Majorities on both sides want their own states, not a one-state solution. If, however, we want to articulate utopian visions for the future — and we at Tikkun believe that doing so is an important task — we will call for the abolition of nation states altogether. We can reconstruct our economic and political arrangements not on the basis of ethnic hatred and wars, but on the basis of a global plan to organize the productive capacities of this planet and repair the ecological damage done by 150 years of environmentally destructive industrialization. So although the Tikkun Community seeks a two-state solution for Israel in the short run, in the long run we seek a reorganization of the planet around the central issue facing the human race: our survival through environmental tikkun (repair and healing). Any readers who wish to work with me in building a compassionate, progressive middle path that is both pro-Israel and pro-Palestine may e-mail me at RabbiLerner@tikkun.org.

I have been reading The Sun for probably fifteen years, and your April 2004 issue is your most mature and sophisticated to date: A picture of a Muslim woman on the cover. A picture of Palestinian men on the inside. An interview with Rabbi Michael Lerner on the Israeli-Palestinian conflict. Readers Write on “Out of Reach.” A story about villagers killed by soldiers. A daughter’s different view of her family’s religion. The story of two childhood friends who drift apart. Sunbeams about conflicts and misunderstanding. These subjects all seem related in a subtle and important way that I cannot articulate. The combination is profound.

Harvey Leviton Minneapolis, Minnesota

In the May 2004 Correspondence, Eliot Glick says that Starhawk’s beautiful, tragic essay “The Boy Who Kissed the Soldier” [August 2003] is “anti-Semitic.”

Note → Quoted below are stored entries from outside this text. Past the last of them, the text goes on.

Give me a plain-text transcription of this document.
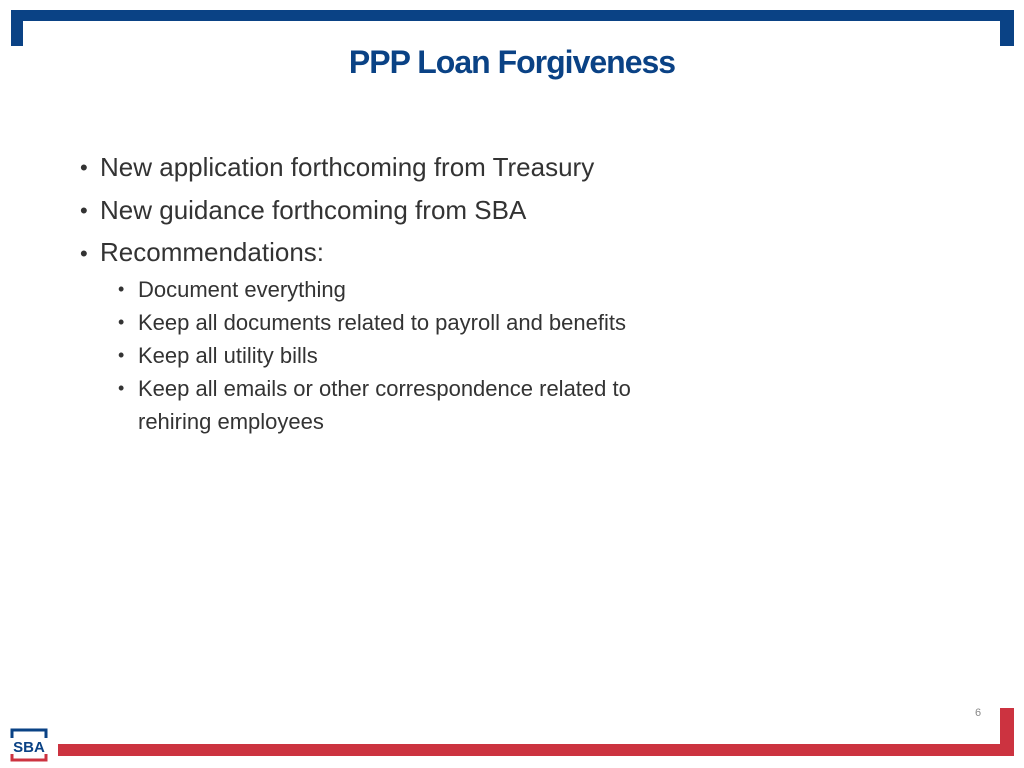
PPP Loan Forgiveness
• New application forthcoming from Treasury
• New guidance forthcoming from SBA
• Recommendations:
• Document everything
• Keep all documents related to payroll and benefits
• Keep all utility bills
• Keep all emails or other correspondence related to rehiring employees
6
SBA
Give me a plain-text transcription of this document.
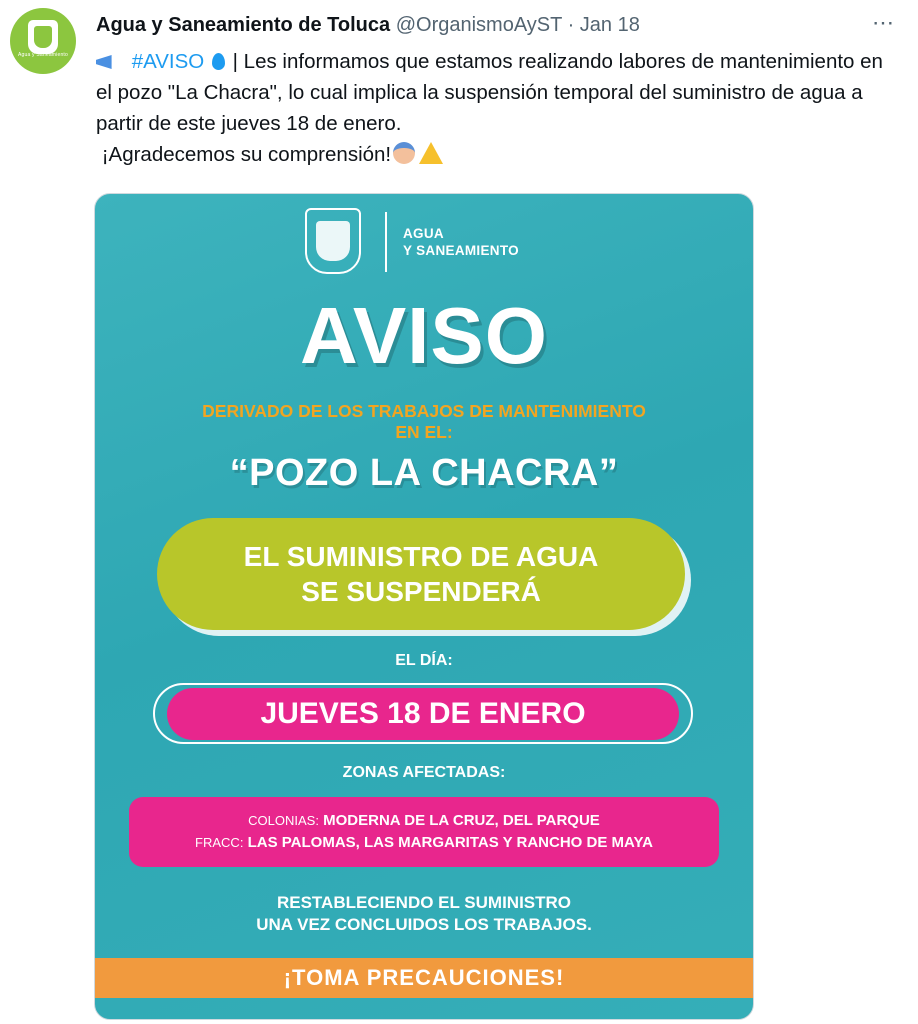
Agua y Saneamiento
Agua y Saneamiento de Toluca @OrganismoAyST · Jan 18	⋯
#AVISO | Les informamos que estamos realizando labores de mantenimiento en el pozo "La Chacra", lo cual implica la suspensión temporal del suministro de agua a partir de este jueves 18 de enero.
¡Agradecemos su comprensión!
AGUA
Y SANEAMIENTO
AVISO
DERIVADO DE LOS TRABAJOS DE MANTENIMIENTO
EN EL:
“POZO LA CHACRA”
EL SUMINISTRO DE AGUA
SE SUSPENDERÁ
EL DÍA:
JUEVES 18 DE ENERO
ZONAS AFECTADAS:
COLONIAS: MODERNA DE LA CRUZ, DEL PARQUE
FRACC: LAS PALOMAS, LAS MARGARITAS Y RANCHO DE MAYA
RESTABLECIENDO EL SUMINISTRO
UNA VEZ CONCLUIDOS LOS TRABAJOS.
¡TOMA PRECAUCIONES!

When my grandmother, in Berlin in 1933, heard her son called an “abomination” because he was the product of a Christian-Jewish marriage, that was anti-Semitism. When, a few years later, Polish neighbors murdered my other grandmother’s entire family, that was anti-Semitism. If Starhawk’s personal, eyewitness account of what she experienced in the Occupied Territories is, as Glick asserts, anti-Semitism, then the six-hundred-plus Israeli reserve officers and combat soldiers who refuse to serve in the territories — and all the other Israeli and Jewish people around the world who support their cause — must be anti-Semitic as well.

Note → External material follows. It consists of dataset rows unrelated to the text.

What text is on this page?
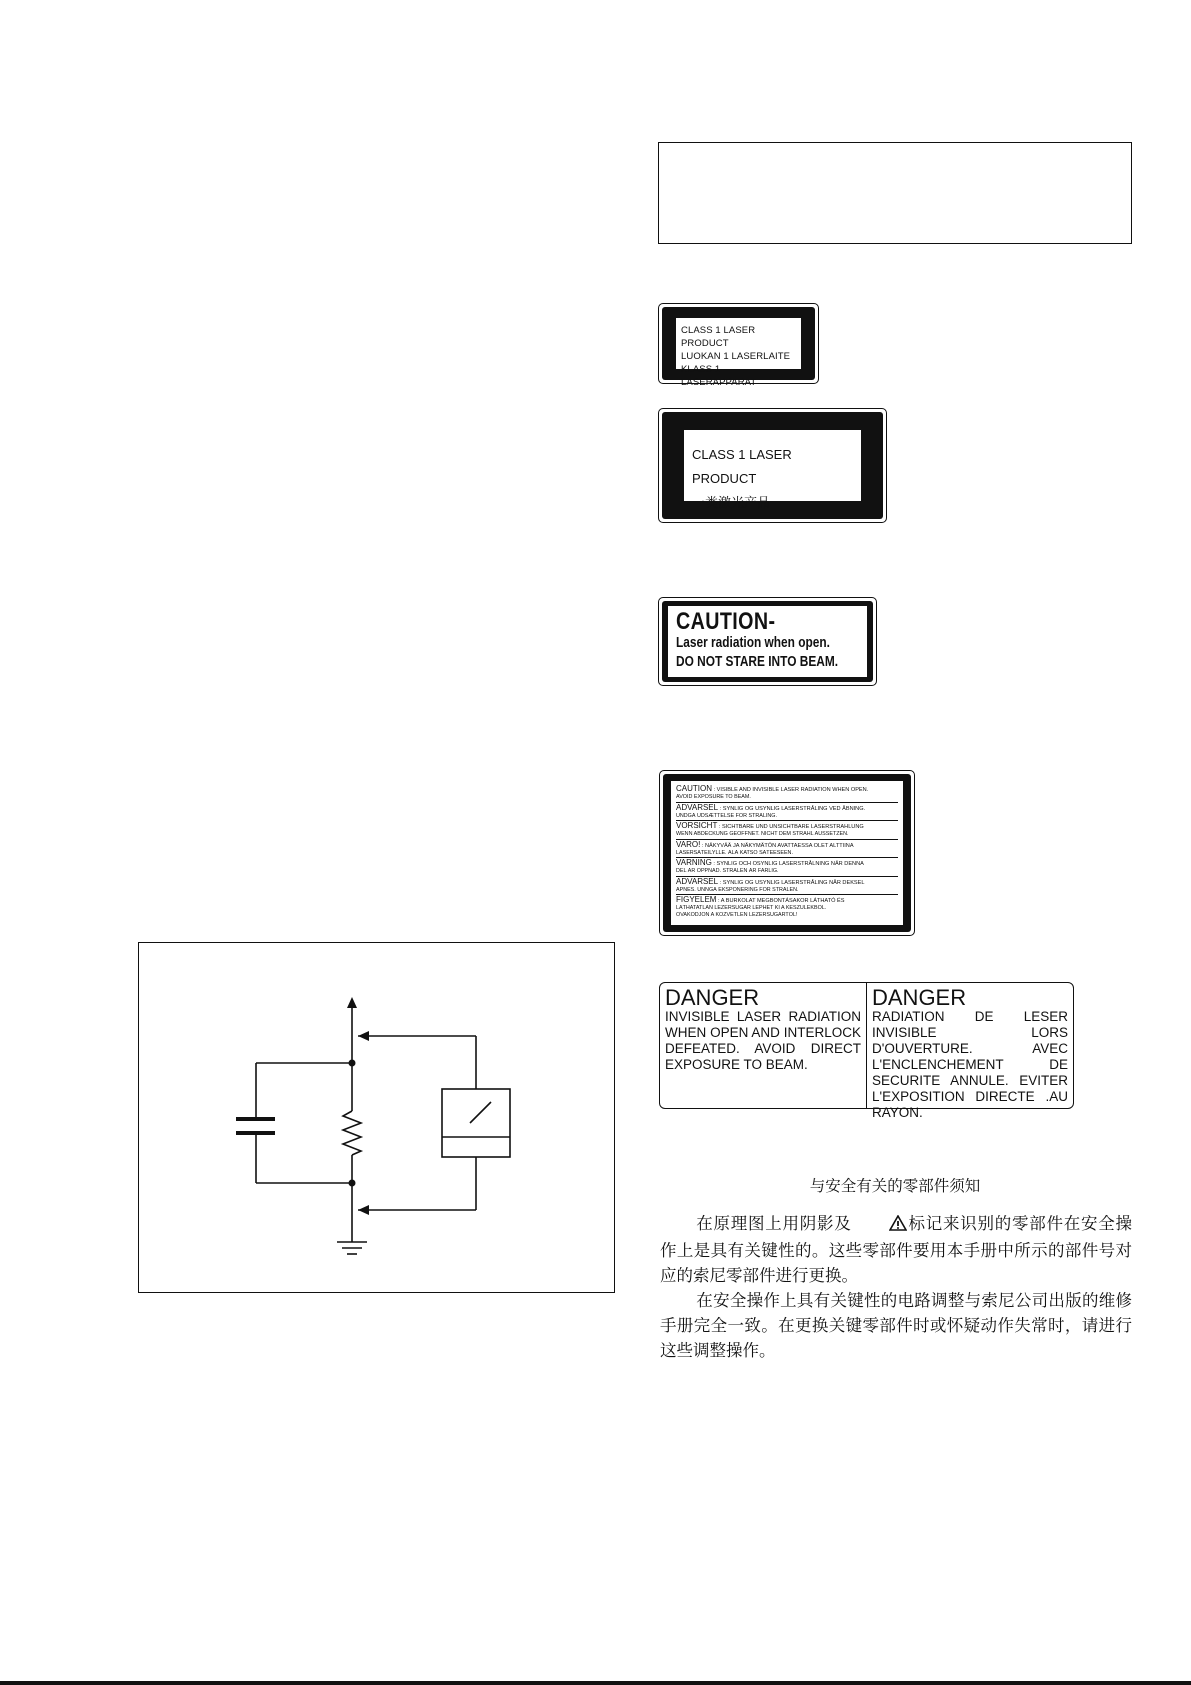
CLASS 1 LASER PRODUCT
LUOKAN 1 LASERLAITE
KLASS 1 LASERAPPARAT
CLASS 1 LASER PRODUCT
一类激光产品
CAUTION-
Laser radiation when open.
DO NOT STARE INTO BEAM.
CAUTION : VISIBLE AND INVISIBLE LASER RADIATION WHEN OPEN.
AVOID EXPOSURE TO BEAM.
ADVARSEL : SYNLIG OG USYNLIG LASERSTRÅLING VED ÅBNING.
UNDGÅ UDSÆTTELSE FOR STRÅLING.
VORSICHT : SICHTBARE UND UNSICHTBARE LASERSTRAHLUNG
WENN ABDECKUNG GEÖFFNET. NICHT DEM STRAHL AUSSETZEN.
VARO! : NÄKYVÄÄ JA NÄKYMÄTÖN AVATTAESSA OLET ALTTIINA
LASERSÄTEILYLLE. ÄLÄ KATSO SÄTEESEEN.
VARNING : SYNLIG OCH OSYNLIG LASERSTRÅLNING NÄR DENNA
DEL ÄR ÖPPNAD. STRÅLEN ÄR FARLIG.
ADVARSEL : SYNLIG OG USYNLIG LASERSTRÅLING NÅR DEKSEL
ÅPNES. UNNGÅ EKSPONERING FOR STRÅLEN.
FIGYELEM : A BURKOLAT MEGBONTÁSAKOR LÁTHATÓ ÉS
LÁTHATATLAN LÉZERSUGÁR LÉPHET KI A KÉSZÜLÉKBŐL.
ÓVAKODJON A KÖZVETLEN LÉZERSUGÁRTÓL!
DANGER
INVISIBLE LASER RADIATION WHEN OPEN AND INTERLOCK DEFEATED. AVOID DIRECT EXPOSURE TO BEAM.
DANGER
RADIATION DE LESER INVISIBLE LORS D'OUVERTURE. AVEC L'ENCLENCHEMENT DE SECURITE ANNULE. EVITER L'EXPOSITION DIRECTE .AU RAYON.
与安全有关的零部件须知

在原理图上用阴影及	标记来识别的零部件在安全操作上是具有关键性的。这些零部件要用本手册中所示的部件号对应的索尼零部件进行更换。

在安全操作上具有关键性的电路调整与索尼公司出版的维修手册完全一致。在更换关键零部件时或怀疑动作失常时，请进行这些调整操作。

Call me “antirational,” but I do not understand the logic that says we must blindly support Israeli-government policies, and anyone who doesn’t is anti-Semitic.

Shame on Glick for misusing — and thereby diluting — a term that correctly describes those who spread hate and perpetrate atrocities.

Osie Adelfang Huntsville, Alabama

Suzanne Seaman [Correspondence, May 2004] calls The Sun “a dreary and pretentious publication. So many self-absorbed people!” Twice I have given gift subscriptions to friends who have had similar reactions. This response always comes as a surprise to me. I suspect the explanation lies in the different ways people deal with pain and struggle in their lives. For some their approach is endurance and perseverance, carrying on as if pain didn’t exist. Others are more willing to admit their limitations and confront their problems through introspection. I suspect that most who read and write for The Sun fall into this latter category.

In the mental-health field it’s widely believed that if we haven’t disclosed something about us to another person, we probably haven’t come to accept it within ourselves. Many a writer’s disclosure in The Sun may be a first step toward self-acceptance. I’ve yet to find another publication that invites such courageous expression.